If Yahoo didn't comply, those fines could have doubled each week until Yahoo complied.

"Simple math indicates that Yahoo was facing fines of over $25 million dollars for the first month of noncompliance, and fines of over $400 million in the second month if the court went along with the government’s proposal," the lawyers wrote.

Yahoo's average revenue for 2008 amounted to $7.2 billion. That year, the government's surveillance court, the FISA Court, was pushing for Yahoo to join PRISM. 

Had Yahoo held out for just a few weeks, fines could have easily surpassed the company's net worth, let alone its annual revenue or profit. By the fifth month, Yahoo was facing fines that amounted to the entire U.S. debt, accounting for about $9.5 trillion. And it wouldn't stop.

 Yahoo would have lost everything — any profits gained, assets, cash reserves, and equivalents. 

The details of the PRISM program were first uncovered by whistleblower Edward Snowden in June 2013. The semi-automated data request system enlisted nine technology giants, including Apple, Facebook, Google, and Microsoft.

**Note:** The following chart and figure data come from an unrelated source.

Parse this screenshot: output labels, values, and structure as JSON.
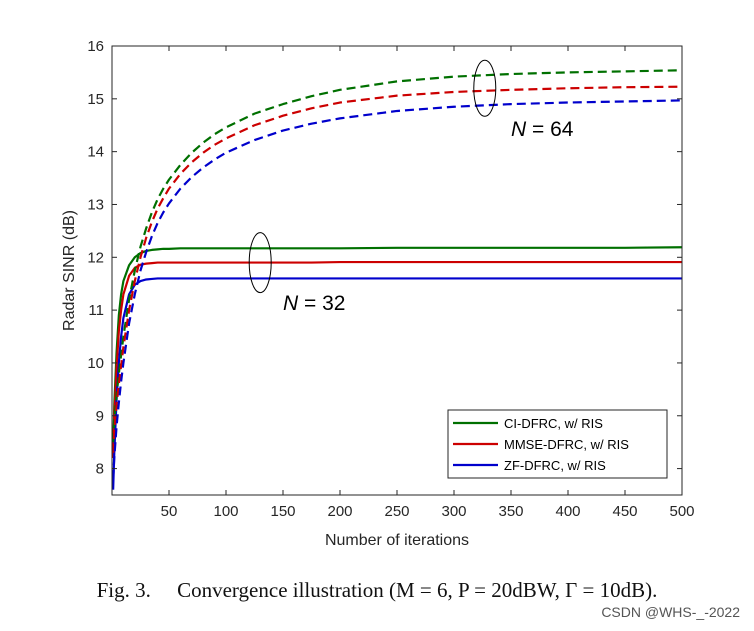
{
  "chart_data": {
    "type": "line",
    "xlabel": "Number of iterations",
    "ylabel": "Radar SINR (dB)",
    "xlim": [
      0,
      500
    ],
    "ylim": [
      7.5,
      16
    ],
    "xticks": [
      50,
      100,
      150,
      200,
      250,
      300,
      350,
      400,
      450,
      500
    ],
    "yticks": [
      8,
      9,
      10,
      11,
      12,
      13,
      14,
      15,
      16
    ],
    "grid": false,
    "legend_position": "bottom-right",
    "legend": [
      "CI-DFRC, w/ RIS",
      "MMSE-DFRC, w/ RIS",
      "ZF-DFRC, w/ RIS"
    ],
    "x": [
      1,
      2,
      4,
      6,
      8,
      10,
      15,
      20,
      25,
      30,
      35,
      40,
      45,
      50,
      60,
      70,
      80,
      90,
      100,
      125,
      150,
      175,
      200,
      250,
      300,
      350,
      400,
      450,
      500
    ],
    "series": [
      {
        "name": "CI-DFRC, w/ RIS",
        "group": "N = 32",
        "style": "solid",
        "color": "#007000",
        "values": [
          8.4,
          9.2,
          10.2,
          10.9,
          11.3,
          11.55,
          11.85,
          12.0,
          12.08,
          12.12,
          12.14,
          12.15,
          12.16,
          12.16,
          12.17,
          12.17,
          12.17,
          12.17,
          12.17,
          12.17,
          12.17,
          12.17,
          12.17,
          12.18,
          12.18,
          12.18,
          12.18,
          12.18,
          12.19
        ]
      },
      {
        "name": "MMSE-DFRC, w/ RIS",
        "group": "N = 32",
        "style": "solid",
        "color": "#cc0000",
        "values": [
          8.2,
          9.0,
          9.9,
          10.6,
          11.0,
          11.3,
          11.65,
          11.8,
          11.86,
          11.88,
          11.89,
          11.9,
          11.9,
          11.9,
          11.9,
          11.9,
          11.9,
          11.9,
          11.9,
          11.9,
          11.9,
          11.9,
          11.91,
          11.91,
          11.91,
          11.91,
          11.91,
          11.91,
          11.91
        ]
      },
      {
        "name": "ZF-DFRC, w/ RIS",
        "group": "N = 32",
        "style": "solid",
        "color": "#0000cc",
        "values": [
          7.6,
          8.3,
          9.3,
          10.0,
          10.5,
          10.85,
          11.3,
          11.48,
          11.55,
          11.58,
          11.59,
          11.6,
          11.6,
          11.6,
          11.6,
          11.6,
          11.6,
          11.6,
          11.6,
          11.6,
          11.6,
          11.6,
          11.6,
          11.6,
          11.6,
          11.6,
          11.6,
          11.6,
          11.6
        ]
      },
      {
        "name": "CI-DFRC, w/ RIS",
        "group": "N = 64",
        "style": "dashed",
        "color": "#007000",
        "values": [
          8.5,
          8.9,
          9.4,
          9.8,
          10.15,
          10.5,
          11.2,
          11.75,
          12.2,
          12.55,
          12.85,
          13.1,
          13.3,
          13.47,
          13.75,
          13.98,
          14.17,
          14.33,
          14.46,
          14.72,
          14.9,
          15.05,
          15.17,
          15.33,
          15.42,
          15.47,
          15.5,
          15.52,
          15.54
        ]
      },
      {
        "name": "MMSE-DFRC, w/ RIS",
        "group": "N = 64",
        "style": "dashed",
        "color": "#cc0000",
        "values": [
          8.3,
          8.7,
          9.2,
          9.6,
          9.95,
          10.3,
          11.0,
          11.55,
          12.0,
          12.37,
          12.67,
          12.92,
          13.12,
          13.3,
          13.58,
          13.8,
          13.98,
          14.13,
          14.25,
          14.5,
          14.68,
          14.82,
          14.93,
          15.06,
          15.13,
          15.17,
          15.2,
          15.22,
          15.23
        ]
      },
      {
        "name": "ZF-DFRC, w/ RIS",
        "group": "N = 64",
        "style": "dashed",
        "color": "#0000cc",
        "values": [
          7.8,
          8.2,
          8.8,
          9.25,
          9.65,
          10.0,
          10.75,
          11.3,
          11.75,
          12.1,
          12.4,
          12.65,
          12.85,
          13.02,
          13.3,
          13.52,
          13.7,
          13.85,
          13.98,
          14.22,
          14.4,
          14.53,
          14.63,
          14.77,
          14.85,
          14.9,
          14.93,
          14.95,
          14.97
        ]
      }
    ],
    "annotations": [
      {
        "text_italic": "N",
        "text_rest": " = 64",
        "x": 350,
        "y": 14.3
      },
      {
        "text_italic": "N",
        "text_rest": " = 32",
        "x": 150,
        "y": 11.0
      }
    ]
  },
  "caption": "Fig. 3.     Convergence illustration (M = 6, P = 20dBW, Γ = 10dB).",
  "watermark": "CSDN @WHS-_-2022"
}
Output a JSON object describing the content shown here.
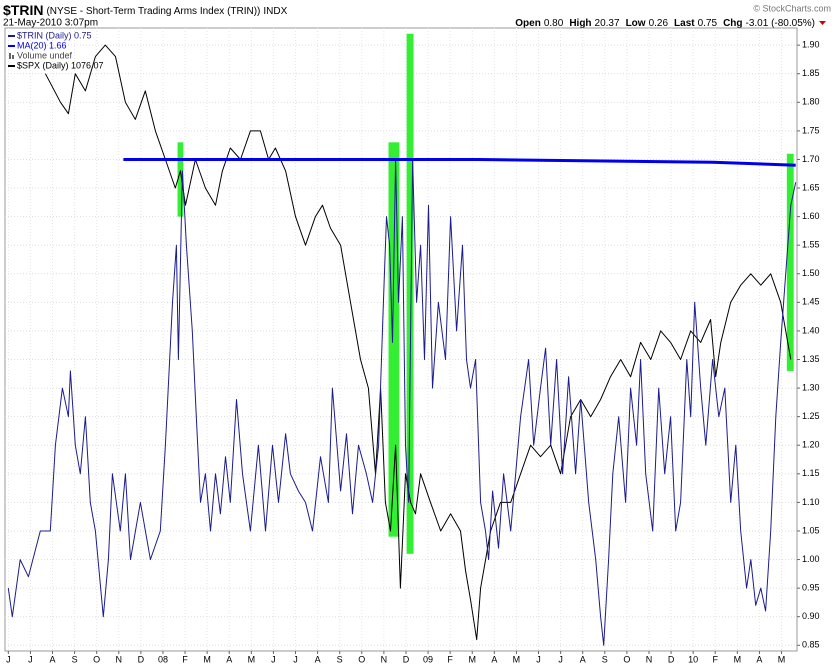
{
  "header": {
    "symbol": "$TRIN",
    "name": "(NYSE - Short-Term Trading Arms Index (TRIN))",
    "exchange": "INDX",
    "date": "21-May-2010 3:07pm",
    "copyright": "© StockCharts.com",
    "quote": [
      {
        "label": "Open",
        "value": "0.80"
      },
      {
        "label": "High",
        "value": "20.37"
      },
      {
        "label": "Low",
        "value": "0.26"
      },
      {
        "label": "Last",
        "value": "0.75"
      },
      {
        "label": "Chg",
        "value": "-3.01 (-80.05%)"
      }
    ]
  },
  "chart_data": {
    "type": "line",
    "grid": true,
    "xlim": [
      -0.15,
      35.7
    ],
    "ylim": [
      0.84,
      1.93
    ],
    "xticks": [
      {
        "value": 0,
        "label": "J"
      },
      {
        "value": 1,
        "label": "J"
      },
      {
        "value": 2,
        "label": "A"
      },
      {
        "value": 3,
        "label": "S"
      },
      {
        "value": 4,
        "label": "O"
      },
      {
        "value": 5,
        "label": "N"
      },
      {
        "value": 6,
        "label": "D"
      },
      {
        "value": 7,
        "label": "08"
      },
      {
        "value": 8,
        "label": "F"
      },
      {
        "value": 9,
        "label": "M"
      },
      {
        "value": 10,
        "label": "A"
      },
      {
        "value": 11,
        "label": "M"
      },
      {
        "value": 12,
        "label": "J"
      },
      {
        "value": 13,
        "label": "J"
      },
      {
        "value": 14,
        "label": "A"
      },
      {
        "value": 15,
        "label": "S"
      },
      {
        "value": 16,
        "label": "O"
      },
      {
        "value": 17,
        "label": "N"
      },
      {
        "value": 18,
        "label": "D"
      },
      {
        "value": 19,
        "label": "09"
      },
      {
        "value": 20,
        "label": "F"
      },
      {
        "value": 21,
        "label": "M"
      },
      {
        "value": 22,
        "label": "A"
      },
      {
        "value": 23,
        "label": "M"
      },
      {
        "value": 24,
        "label": "J"
      },
      {
        "value": 25,
        "label": "J"
      },
      {
        "value": 26,
        "label": "A"
      },
      {
        "value": 27,
        "label": "S"
      },
      {
        "value": 28,
        "label": "O"
      },
      {
        "value": 29,
        "label": "N"
      },
      {
        "value": 30,
        "label": "D"
      },
      {
        "value": 31,
        "label": "10"
      },
      {
        "value": 32,
        "label": "F"
      },
      {
        "value": 33,
        "label": "M"
      },
      {
        "value": 34,
        "label": "A"
      },
      {
        "value": 35,
        "label": "M"
      }
    ],
    "yticks": [
      {
        "value": 0.85,
        "label": "0.85"
      },
      {
        "value": 0.9,
        "label": "0.90"
      },
      {
        "value": 0.95,
        "label": "0.95"
      },
      {
        "value": 1.0,
        "label": "1.00"
      },
      {
        "value": 1.05,
        "label": "1.05"
      },
      {
        "value": 1.1,
        "label": "1.10"
      },
      {
        "value": 1.15,
        "label": "1.15"
      },
      {
        "value": 1.2,
        "label": "1.20"
      },
      {
        "value": 1.25,
        "label": "1.25"
      },
      {
        "value": 1.3,
        "label": "1.30"
      },
      {
        "value": 1.35,
        "label": "1.35"
      },
      {
        "value": 1.4,
        "label": "1.40"
      },
      {
        "value": 1.45,
        "label": "1.45"
      },
      {
        "value": 1.5,
        "label": "1.50"
      },
      {
        "value": 1.55,
        "label": "1.55"
      },
      {
        "value": 1.6,
        "label": "1.60"
      },
      {
        "value": 1.65,
        "label": "1.65"
      },
      {
        "value": 1.7,
        "label": "1.70"
      },
      {
        "value": 1.75,
        "label": "1.75"
      },
      {
        "value": 1.8,
        "label": "1.80"
      },
      {
        "value": 1.85,
        "label": "1.85"
      },
      {
        "value": 1.9,
        "label": "1.90"
      }
    ],
    "volume_note": "Volume undef",
    "highlights": [
      {
        "x0": 7.66,
        "x1": 7.92,
        "y0": 1.6,
        "y1": 1.73,
        "color": "#33ee33"
      },
      {
        "x0": 17.21,
        "x1": 17.7,
        "y0": 1.04,
        "y1": 1.73,
        "color": "#33ee33"
      },
      {
        "x0": 18.03,
        "x1": 18.34,
        "y0": 1.01,
        "y1": 1.92,
        "color": "#33ee33"
      },
      {
        "x0": 35.24,
        "x1": 35.55,
        "y0": 1.33,
        "y1": 1.71,
        "color": "#33ee33"
      }
    ],
    "series": [
      {
        "name": "$SPX (Daily) 1076.07",
        "color": "#000000",
        "width": 1,
        "x": [
          1.68,
          2.36,
          2.72,
          3.03,
          3.49,
          3.94,
          4.39,
          4.85,
          5.3,
          5.75,
          6.2,
          6.66,
          7.11,
          7.56,
          7.79,
          8.02,
          8.47,
          8.92,
          9.38,
          9.69,
          10.05,
          10.51,
          10.96,
          11.41,
          11.78,
          12.09,
          12.55,
          13.0,
          13.45,
          13.9,
          14.22,
          14.58,
          15.04,
          15.49,
          15.94,
          16.3,
          16.62,
          16.85,
          17.07,
          17.3,
          17.53,
          17.75,
          17.98,
          18.21,
          18.43,
          18.66,
          19.11,
          19.57,
          20.02,
          20.47,
          20.7,
          20.92,
          21.2,
          21.38,
          21.83,
          22.28,
          22.74,
          23.19,
          23.64,
          24.09,
          24.55,
          25.0,
          25.45,
          25.91,
          26.36,
          26.81,
          27.26,
          27.72,
          28.17,
          28.62,
          29.08,
          29.53,
          29.98,
          30.43,
          30.89,
          31.34,
          31.79,
          32.02,
          32.25,
          32.7,
          33.15,
          33.61,
          34.06,
          34.51,
          34.96,
          35.19,
          35.42
        ],
        "values": [
          1.85,
          1.8,
          1.78,
          1.85,
          1.82,
          1.88,
          1.9,
          1.88,
          1.8,
          1.77,
          1.82,
          1.75,
          1.7,
          1.65,
          1.68,
          1.62,
          1.7,
          1.65,
          1.62,
          1.68,
          1.72,
          1.7,
          1.75,
          1.75,
          1.7,
          1.72,
          1.68,
          1.6,
          1.55,
          1.6,
          1.62,
          1.58,
          1.55,
          1.45,
          1.35,
          1.3,
          1.15,
          1.3,
          1.1,
          1.05,
          1.2,
          0.95,
          1.15,
          1.1,
          1.08,
          1.15,
          1.1,
          1.05,
          1.08,
          1.05,
          0.98,
          0.93,
          0.86,
          0.95,
          1.05,
          1.1,
          1.1,
          1.15,
          1.2,
          1.18,
          1.2,
          1.15,
          1.25,
          1.28,
          1.25,
          1.28,
          1.32,
          1.35,
          1.32,
          1.38,
          1.35,
          1.4,
          1.38,
          1.35,
          1.4,
          1.38,
          1.42,
          1.32,
          1.38,
          1.45,
          1.48,
          1.5,
          1.48,
          1.5,
          1.45,
          1.4,
          1.35
        ]
      },
      {
        "name": "$TRIN (Daily) 0.75",
        "color": "#1c1c8c",
        "width": 1,
        "x": [
          0,
          0.18,
          0.54,
          0.91,
          1.45,
          1.9,
          2.13,
          2.45,
          2.72,
          2.81,
          3.03,
          3.26,
          3.49,
          3.71,
          3.94,
          4.3,
          4.53,
          4.71,
          5.07,
          5.3,
          5.53,
          5.98,
          6.43,
          6.88,
          7.11,
          7.43,
          7.61,
          7.7,
          7.88,
          8.06,
          8.33,
          8.51,
          8.7,
          8.92,
          9.15,
          9.38,
          9.6,
          9.83,
          10.05,
          10.33,
          10.6,
          10.96,
          11.32,
          11.64,
          11.96,
          12.23,
          12.55,
          12.77,
          13.13,
          13.45,
          13.77,
          14.13,
          14.49,
          14.67,
          15.04,
          15.31,
          15.58,
          15.85,
          16.21,
          16.49,
          16.76,
          16.98,
          17.12,
          17.26,
          17.39,
          17.53,
          17.66,
          17.84,
          17.98,
          18.12,
          18.3,
          18.48,
          18.66,
          18.84,
          19.02,
          19.2,
          19.47,
          19.79,
          20.02,
          20.29,
          20.56,
          20.74,
          20.92,
          21.15,
          21.38,
          21.6,
          21.74,
          21.92,
          22.19,
          22.42,
          22.74,
          23.19,
          23.55,
          23.78,
          24.09,
          24.32,
          24.55,
          24.82,
          25.09,
          25.36,
          25.68,
          25.91,
          26.27,
          26.59,
          26.81,
          26.95,
          27.17,
          27.36,
          27.63,
          27.94,
          28.17,
          28.44,
          28.62,
          28.85,
          29.17,
          29.44,
          29.71,
          29.98,
          30.21,
          30.43,
          30.71,
          30.89,
          31.07,
          31.34,
          31.57,
          31.88,
          32.16,
          32.43,
          32.7,
          32.93,
          33.15,
          33.42,
          33.61,
          33.83,
          34.06,
          34.28,
          34.51,
          34.74,
          34.96,
          35.19,
          35.42,
          35.64
        ],
        "values": [
          0.95,
          0.9,
          1.0,
          0.97,
          1.05,
          1.05,
          1.2,
          1.3,
          1.25,
          1.33,
          1.2,
          1.15,
          1.25,
          1.1,
          1.05,
          0.9,
          1.0,
          1.15,
          1.05,
          1.15,
          1.0,
          1.1,
          1.0,
          1.05,
          1.2,
          1.45,
          1.55,
          1.35,
          1.68,
          1.55,
          1.4,
          1.25,
          1.1,
          1.15,
          1.05,
          1.15,
          1.08,
          1.18,
          1.1,
          1.28,
          1.15,
          1.05,
          1.2,
          1.05,
          1.2,
          1.1,
          1.22,
          1.15,
          1.12,
          1.1,
          1.05,
          1.18,
          1.1,
          1.3,
          1.12,
          1.22,
          1.08,
          1.2,
          1.15,
          1.1,
          1.2,
          1.45,
          1.6,
          1.55,
          1.38,
          1.7,
          1.45,
          1.6,
          1.2,
          1.1,
          1.7,
          1.45,
          1.55,
          1.35,
          1.62,
          1.3,
          1.45,
          1.35,
          1.6,
          1.4,
          1.55,
          1.35,
          1.3,
          1.35,
          1.1,
          1.05,
          1.0,
          1.12,
          1.02,
          1.15,
          1.05,
          1.25,
          1.35,
          1.2,
          1.3,
          1.37,
          1.2,
          1.35,
          1.15,
          1.32,
          1.15,
          1.28,
          1.1,
          1.0,
          0.9,
          0.85,
          1.0,
          1.15,
          1.25,
          1.1,
          1.3,
          1.2,
          1.35,
          1.15,
          1.05,
          1.3,
          1.15,
          1.25,
          1.05,
          1.1,
          1.35,
          1.25,
          1.45,
          1.3,
          1.2,
          1.35,
          1.25,
          1.3,
          1.1,
          1.2,
          1.05,
          0.95,
          1.0,
          0.92,
          0.95,
          0.91,
          1.05,
          1.25,
          1.38,
          1.5,
          1.62,
          1.66
        ]
      },
      {
        "name": "MA(20) 1.66",
        "color": "#0000ee",
        "width": 3,
        "x": [
          5.21,
          21.29,
          31.88,
          35.64
        ],
        "values": [
          1.7,
          1.7,
          1.695,
          1.69
        ]
      }
    ]
  }
}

Yahoo was also named as a company in which the National Security Agency allegedly had "direct access" to its servers. But these claims were rebuffed by the companies, and  refuted by additional reporting .

It's now increasingly clear that the Silicon Valley companies that screamed to high-heaven claiming they were not complicit in government surveillance or in bed with the NSA, but that they were bullied — relentlessly — by an administration hellbent on "collecting it all" were telling the truth.